Jose Mourinho’s style of management is simply too demanding for some players, according to the Portuguese manager’s biographer Manuel Pereira.
The Red Devils were struggling to score goals and had their top four hopes slipping away when the decision was made, with Ole Gunnar Solskjaer stepping into the interim manager role.
United have not lost since, having come away with six straight victories, including a 1-0 triumph over Tottenham at Wembley on Sunday.
The reason for the struggles this season under Mourinho remain a mystery to both the manager and his biographer, though Pereira admitted it was clear the dressing room had been lost by the end.
“I'm sure not even Mourinho himself has a clear answer to [what went wrong],” Pereira told Goal. “There were difficulties between him and the responsible persons from the beginning.
“He wanted players he never got. This frustrated him because he did not think he could play for all titles with this team.
“At the beginning, however, he got along with the players. This was also shown by the success in the Europa League.
“By the beginning of this season, however, he lost more and more of the support of the locker room until he was no longer acceptable. You see how big his problems with the team were at the end, when you look at how the team plays now under his successor.”
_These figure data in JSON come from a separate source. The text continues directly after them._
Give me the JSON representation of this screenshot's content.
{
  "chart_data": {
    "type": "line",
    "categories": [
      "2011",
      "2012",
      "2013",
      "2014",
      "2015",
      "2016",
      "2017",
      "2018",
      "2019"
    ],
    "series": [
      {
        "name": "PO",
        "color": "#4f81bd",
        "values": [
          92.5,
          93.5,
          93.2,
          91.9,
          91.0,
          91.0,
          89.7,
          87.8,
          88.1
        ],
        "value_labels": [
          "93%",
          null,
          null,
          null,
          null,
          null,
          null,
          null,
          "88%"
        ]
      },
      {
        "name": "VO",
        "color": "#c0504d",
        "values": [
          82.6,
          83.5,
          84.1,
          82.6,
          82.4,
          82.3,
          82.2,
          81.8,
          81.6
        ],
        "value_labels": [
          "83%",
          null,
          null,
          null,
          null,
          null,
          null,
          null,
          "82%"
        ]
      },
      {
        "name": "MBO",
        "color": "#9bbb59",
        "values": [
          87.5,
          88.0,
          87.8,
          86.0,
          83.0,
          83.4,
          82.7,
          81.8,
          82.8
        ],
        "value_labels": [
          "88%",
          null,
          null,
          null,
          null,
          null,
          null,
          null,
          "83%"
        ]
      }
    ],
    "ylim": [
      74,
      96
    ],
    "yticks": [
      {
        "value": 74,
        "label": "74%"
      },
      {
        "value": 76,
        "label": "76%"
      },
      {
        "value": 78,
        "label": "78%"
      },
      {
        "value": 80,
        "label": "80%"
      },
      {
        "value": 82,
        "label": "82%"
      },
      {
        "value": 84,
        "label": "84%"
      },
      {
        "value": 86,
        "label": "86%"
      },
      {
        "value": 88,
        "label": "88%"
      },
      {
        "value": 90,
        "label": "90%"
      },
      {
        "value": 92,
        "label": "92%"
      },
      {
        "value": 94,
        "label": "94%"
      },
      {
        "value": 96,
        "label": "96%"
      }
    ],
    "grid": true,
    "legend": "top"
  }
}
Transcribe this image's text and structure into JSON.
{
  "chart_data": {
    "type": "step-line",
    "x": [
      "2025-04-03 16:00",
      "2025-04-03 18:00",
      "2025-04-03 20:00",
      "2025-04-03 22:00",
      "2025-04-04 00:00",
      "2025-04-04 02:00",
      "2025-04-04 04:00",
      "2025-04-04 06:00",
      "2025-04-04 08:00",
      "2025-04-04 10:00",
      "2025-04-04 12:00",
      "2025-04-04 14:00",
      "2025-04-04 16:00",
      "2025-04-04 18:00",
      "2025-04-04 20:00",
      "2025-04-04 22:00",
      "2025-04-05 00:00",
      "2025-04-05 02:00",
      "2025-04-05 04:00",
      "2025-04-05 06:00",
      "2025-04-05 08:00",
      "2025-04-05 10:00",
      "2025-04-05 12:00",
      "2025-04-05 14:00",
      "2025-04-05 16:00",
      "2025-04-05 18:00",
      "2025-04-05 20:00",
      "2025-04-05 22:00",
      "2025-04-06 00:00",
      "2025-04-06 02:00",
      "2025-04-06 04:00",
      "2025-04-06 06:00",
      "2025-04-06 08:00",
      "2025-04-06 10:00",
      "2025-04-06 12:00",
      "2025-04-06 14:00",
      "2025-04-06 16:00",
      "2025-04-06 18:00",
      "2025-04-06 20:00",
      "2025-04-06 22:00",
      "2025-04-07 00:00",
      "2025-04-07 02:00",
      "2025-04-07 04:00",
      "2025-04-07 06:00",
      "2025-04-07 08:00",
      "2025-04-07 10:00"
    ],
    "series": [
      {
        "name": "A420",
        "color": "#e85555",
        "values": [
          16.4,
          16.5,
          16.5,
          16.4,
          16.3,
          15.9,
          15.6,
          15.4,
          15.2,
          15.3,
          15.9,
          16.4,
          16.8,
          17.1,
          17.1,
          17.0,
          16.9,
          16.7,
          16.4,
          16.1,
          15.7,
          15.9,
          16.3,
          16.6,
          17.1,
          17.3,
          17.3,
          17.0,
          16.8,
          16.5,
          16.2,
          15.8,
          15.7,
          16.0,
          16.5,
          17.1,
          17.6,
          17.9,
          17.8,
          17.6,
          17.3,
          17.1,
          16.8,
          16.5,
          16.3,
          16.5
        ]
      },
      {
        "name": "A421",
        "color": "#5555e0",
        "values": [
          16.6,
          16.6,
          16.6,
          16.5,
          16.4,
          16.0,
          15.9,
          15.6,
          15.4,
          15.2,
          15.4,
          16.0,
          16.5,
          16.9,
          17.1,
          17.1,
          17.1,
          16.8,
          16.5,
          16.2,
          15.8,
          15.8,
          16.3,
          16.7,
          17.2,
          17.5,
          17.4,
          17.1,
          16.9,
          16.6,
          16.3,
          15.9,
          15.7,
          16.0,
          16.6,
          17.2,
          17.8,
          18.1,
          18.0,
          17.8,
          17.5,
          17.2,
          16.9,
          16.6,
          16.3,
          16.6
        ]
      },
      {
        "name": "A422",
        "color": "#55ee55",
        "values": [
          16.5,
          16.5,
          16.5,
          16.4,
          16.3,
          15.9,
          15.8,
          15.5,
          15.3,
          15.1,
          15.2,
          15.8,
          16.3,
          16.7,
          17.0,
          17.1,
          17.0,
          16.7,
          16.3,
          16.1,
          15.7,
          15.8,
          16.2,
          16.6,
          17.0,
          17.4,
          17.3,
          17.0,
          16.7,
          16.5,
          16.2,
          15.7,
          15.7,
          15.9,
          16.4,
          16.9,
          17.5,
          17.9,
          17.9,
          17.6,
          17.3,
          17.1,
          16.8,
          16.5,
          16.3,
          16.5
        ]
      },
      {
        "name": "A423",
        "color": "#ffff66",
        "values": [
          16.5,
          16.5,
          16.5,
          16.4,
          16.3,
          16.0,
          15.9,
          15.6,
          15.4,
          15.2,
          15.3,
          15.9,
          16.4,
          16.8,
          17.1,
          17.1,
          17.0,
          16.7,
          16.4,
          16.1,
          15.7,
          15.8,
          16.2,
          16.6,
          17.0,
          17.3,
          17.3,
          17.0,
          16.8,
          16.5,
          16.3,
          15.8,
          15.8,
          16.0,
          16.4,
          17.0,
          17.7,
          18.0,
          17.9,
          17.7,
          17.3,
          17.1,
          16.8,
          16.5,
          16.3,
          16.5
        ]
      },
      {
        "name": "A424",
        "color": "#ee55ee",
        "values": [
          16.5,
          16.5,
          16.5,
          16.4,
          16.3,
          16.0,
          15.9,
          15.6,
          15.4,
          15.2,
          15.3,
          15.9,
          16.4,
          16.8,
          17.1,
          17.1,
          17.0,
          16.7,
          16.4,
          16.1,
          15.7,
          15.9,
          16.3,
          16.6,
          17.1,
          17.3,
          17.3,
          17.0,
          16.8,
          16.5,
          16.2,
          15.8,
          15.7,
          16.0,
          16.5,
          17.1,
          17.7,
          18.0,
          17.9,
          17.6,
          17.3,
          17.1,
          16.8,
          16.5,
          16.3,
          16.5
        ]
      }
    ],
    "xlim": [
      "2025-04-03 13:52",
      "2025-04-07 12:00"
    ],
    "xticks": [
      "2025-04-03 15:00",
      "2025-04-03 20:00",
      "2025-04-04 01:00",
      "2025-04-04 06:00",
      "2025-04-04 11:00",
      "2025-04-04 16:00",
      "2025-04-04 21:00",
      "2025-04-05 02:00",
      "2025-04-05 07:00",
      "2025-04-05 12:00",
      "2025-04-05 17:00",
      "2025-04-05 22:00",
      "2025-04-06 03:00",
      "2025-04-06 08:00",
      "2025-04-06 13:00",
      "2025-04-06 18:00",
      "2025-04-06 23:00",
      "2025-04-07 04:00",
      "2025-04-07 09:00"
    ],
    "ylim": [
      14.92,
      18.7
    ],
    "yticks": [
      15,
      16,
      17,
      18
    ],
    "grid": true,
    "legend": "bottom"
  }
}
Given what happened at Mourinho's prior stops, most notably at Chelsea and Real Madrid, that was not a surprise to Pereira, who notes that many players cannot handle Mourinho's management style for more than few years before things begin to fracture.
“Mourinho is a trainer for shorter periods,” Pereira said. “He's never been in a club for more than two or three years, has success first, and finally gets into a fight because the chemistry inside is not right.
“That's just Mourinho. A very ambitious and demanding coach, but for some players after a certain time, too demanding. They will eventually relax and rest.
“That was also the case in Manchester - and foreseeable for me before the season.”
Pereira attributed part of the problems to Rui Faria’s departure from the club, though he did note Mourinho’s frustration with the club’s transfers also played a role
“[Rui Faria] was something like Mourinho's right hand, Mourinho's mirror – a footballer who understood Mourinho's way of working better than anyone else,” Pereira said. “The separation from him, but also the failed once again transfers were ultimately crucial for Mourinho's failure.”
And Pereira was not surprised United ultimately decided to part ways with the manager, given the circumstances. With the squad dissatisfied, it was a choice between them and the manager with only one outcome possible.
“It's still cheaper to fire a coach than a whole team,” Pereira said. “Those responsible no longer had a choice. The pressure was huge. A club like Manchester United can not settle for sixth or seventh place.
“Even if teams like Liverpool or City are stronger: A Champions League course should be able to be reached with this squad.
“Although Mourinho did not get every player he wanted, a lot of money was spent without a reasonable return.”